A categoria através da APLB-Sindicato, propôs uma reunião com o prefeito e demais representantes de órgãos pertinentes à educação para discutir a pauta de reivindicações. “O que parece, o prefeito buscou outro meio de resolver o assunto, entrou com uma ação no Tribunal de Justiça da Bahia (TJ-BA), e aguarda uma decisão expedida pela desembargadora Telma Britto, que determine que os professores retomem as atividades imediatamente” disse o Coordenador da APLB.
O Sindicato dos Servidores do Município de Itabela ( APLB), que responde pelos professores, informou que lamenta a decisão do Gestor em procurar a Justiça antes de reunir com os servidores. Segundo o órgão, uma assembleia deve ser organizada após a noticia para definir se os professores irão recorrer de uma possível determinação do Tribunal de Justiça.
Conforme o sindicato, os professores entraram em greve porque querem as reformas das escolas, melhoramento na qualidade do transporte escolar, cumprimento da LEI MUNICIPAL Nº 522/2018 que Institui e dispõe sobre o Plano de Aplicação dos recursos dos precatórios do FUNDEF e discutir o Regime Próprio de Previdência (CAPREMI). O Coordenador do Sindicato Valtim Rodrigues, alegou está muito preocupado com a real situação do sistema de previdência do município.
Segundo ele, a Capremi - Caixa de Previdência dos Servidores Públicos do Município de Itabela está falindo. O Município de Itabela está entre os mais de dois mil municípios que aderiram ao Regime Próprio e Previdência Social – RPPS, e hoje corre risco de falência. A dívida do fator previdenciário no município, passa de R$ 42 milhões sem correção. Sendo que R$ 5,5 milhões, pertence ao mandato do atual gestor.
De acordo com Valtim, a Capremi - Caixa da Previdência do Municio de Itabela pode entrar na história das previdências, com um dos maiores rombos previdenciários da Bahia. Segundo informações do Conselho Fiscal do órgão, a situação financeira da CAPREMI não garante mais a aposentadoria dos servidores públicos do Município, entre outros benefícios previdenciários.
O rombo histórico vem de outras gestões e se acumula agora, na gestão do prefeito Luciano Francisqueto. Ao longo dos anos, houve algumas tentativas de buscar uma solução para esse grave problema, más nada foi feito por parte da gestão.
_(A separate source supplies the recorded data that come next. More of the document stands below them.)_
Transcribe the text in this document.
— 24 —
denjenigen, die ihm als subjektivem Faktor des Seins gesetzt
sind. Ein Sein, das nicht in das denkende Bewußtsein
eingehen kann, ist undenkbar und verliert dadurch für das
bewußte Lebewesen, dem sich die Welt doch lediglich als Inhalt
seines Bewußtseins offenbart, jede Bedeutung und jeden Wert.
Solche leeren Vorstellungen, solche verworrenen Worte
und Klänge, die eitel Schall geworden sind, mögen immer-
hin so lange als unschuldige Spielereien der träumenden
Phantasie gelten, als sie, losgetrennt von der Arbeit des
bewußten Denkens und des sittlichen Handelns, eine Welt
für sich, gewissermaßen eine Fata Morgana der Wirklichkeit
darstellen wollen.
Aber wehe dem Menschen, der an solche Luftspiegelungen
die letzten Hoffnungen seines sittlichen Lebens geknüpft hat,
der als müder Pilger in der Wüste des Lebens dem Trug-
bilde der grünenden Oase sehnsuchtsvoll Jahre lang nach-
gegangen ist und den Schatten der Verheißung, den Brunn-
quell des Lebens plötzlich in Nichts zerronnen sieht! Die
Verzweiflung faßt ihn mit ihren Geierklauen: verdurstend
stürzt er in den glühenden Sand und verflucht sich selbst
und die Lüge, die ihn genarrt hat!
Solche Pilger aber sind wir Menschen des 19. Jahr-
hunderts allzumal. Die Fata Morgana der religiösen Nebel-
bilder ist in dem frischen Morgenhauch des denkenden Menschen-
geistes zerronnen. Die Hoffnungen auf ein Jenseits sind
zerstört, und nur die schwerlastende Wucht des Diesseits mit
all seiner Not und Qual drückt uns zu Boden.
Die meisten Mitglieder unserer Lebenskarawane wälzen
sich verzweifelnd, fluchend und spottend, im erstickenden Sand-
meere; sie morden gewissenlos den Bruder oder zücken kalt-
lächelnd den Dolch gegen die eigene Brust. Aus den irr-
Diante da incerteza se vão conseguir se aposentar, ou se vão conseguir receber seus benefícios, os servidores contribuintes do sistema próprio de previdência, pretende paralisar suas atividades nos próximo dias e só voltar ao serviço quando tiver uma solução para este tão grave problema que afeta mais de um mil servidores.
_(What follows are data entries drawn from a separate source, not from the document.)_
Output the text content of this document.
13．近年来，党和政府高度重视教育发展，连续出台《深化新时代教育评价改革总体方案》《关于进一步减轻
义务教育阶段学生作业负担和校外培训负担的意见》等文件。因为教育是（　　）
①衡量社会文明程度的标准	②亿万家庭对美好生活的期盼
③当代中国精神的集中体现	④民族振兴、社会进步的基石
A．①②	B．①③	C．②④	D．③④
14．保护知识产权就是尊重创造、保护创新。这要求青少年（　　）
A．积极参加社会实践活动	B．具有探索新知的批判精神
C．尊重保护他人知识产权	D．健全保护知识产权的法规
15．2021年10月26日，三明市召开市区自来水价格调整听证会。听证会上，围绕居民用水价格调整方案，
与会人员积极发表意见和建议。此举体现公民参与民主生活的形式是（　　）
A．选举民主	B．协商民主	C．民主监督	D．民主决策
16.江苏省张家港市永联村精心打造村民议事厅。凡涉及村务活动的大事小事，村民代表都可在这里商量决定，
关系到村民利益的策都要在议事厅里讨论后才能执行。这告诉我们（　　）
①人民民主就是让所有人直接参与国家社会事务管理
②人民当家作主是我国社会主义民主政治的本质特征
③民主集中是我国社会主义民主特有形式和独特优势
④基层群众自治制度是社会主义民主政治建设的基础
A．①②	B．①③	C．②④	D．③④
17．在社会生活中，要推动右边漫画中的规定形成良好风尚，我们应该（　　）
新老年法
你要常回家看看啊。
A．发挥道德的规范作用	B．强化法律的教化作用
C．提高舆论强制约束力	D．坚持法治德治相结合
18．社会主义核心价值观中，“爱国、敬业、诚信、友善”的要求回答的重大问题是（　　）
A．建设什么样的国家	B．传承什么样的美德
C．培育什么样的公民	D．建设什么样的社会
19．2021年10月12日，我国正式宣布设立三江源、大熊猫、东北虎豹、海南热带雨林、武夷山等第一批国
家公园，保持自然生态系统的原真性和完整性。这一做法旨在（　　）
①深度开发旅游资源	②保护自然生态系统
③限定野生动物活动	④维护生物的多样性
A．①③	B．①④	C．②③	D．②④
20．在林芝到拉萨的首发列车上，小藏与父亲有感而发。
Em relação ao Precatório do Fudnef, Valtim disse estar otimista com a última decisão do Tribunal de Contas da União (TCU). Uma vitória, ainda que parcial, para a Educação, aos Professores e a Comissão Externa da Câmara. Se antes existia um indicativo de que os Prefeitos poderiam usar os recursos dos precatórios do FUNDEF, ainda que na Educação, da forma que bem entendessem, agora isso já não é mais possível, o próprio Tribunal de Contas da União voltou atrás na decisão, e determinou a suspensão do uso das verbas de precatórios do Fundef.
Durante os cinco dias de paralização, os professores usaram este tempo para realizar visitas nos bairros e manter um contato direto com pais e alunos, esclarecendo de forma sincera sobre o que está ocorrendo dentro do sistema educacional. A categoria alega a falta de dialogo da Gestão com a classe e falam de perseguição por parte do Governo Municipal.
“Esta é a primeira vez que um prefeito recorre ao Tribunal de Justiça contra uma decisão de trabalhadores de educação no Município de Itabela. Todas as greves ou paralizações foram resolvidas com negociação e mantendo o dialogo entre as partes. "O que estamos vivenciando hoje e característico da politica do prefeito de Eunápolis, onde a prefeitura de Itabela contratou um advogado ligado ao grupo de Robério Oliveira para tentar coagir os trabalhadores como vem acontecendo nos últimos meses”, finalizou o coordenador da APLB.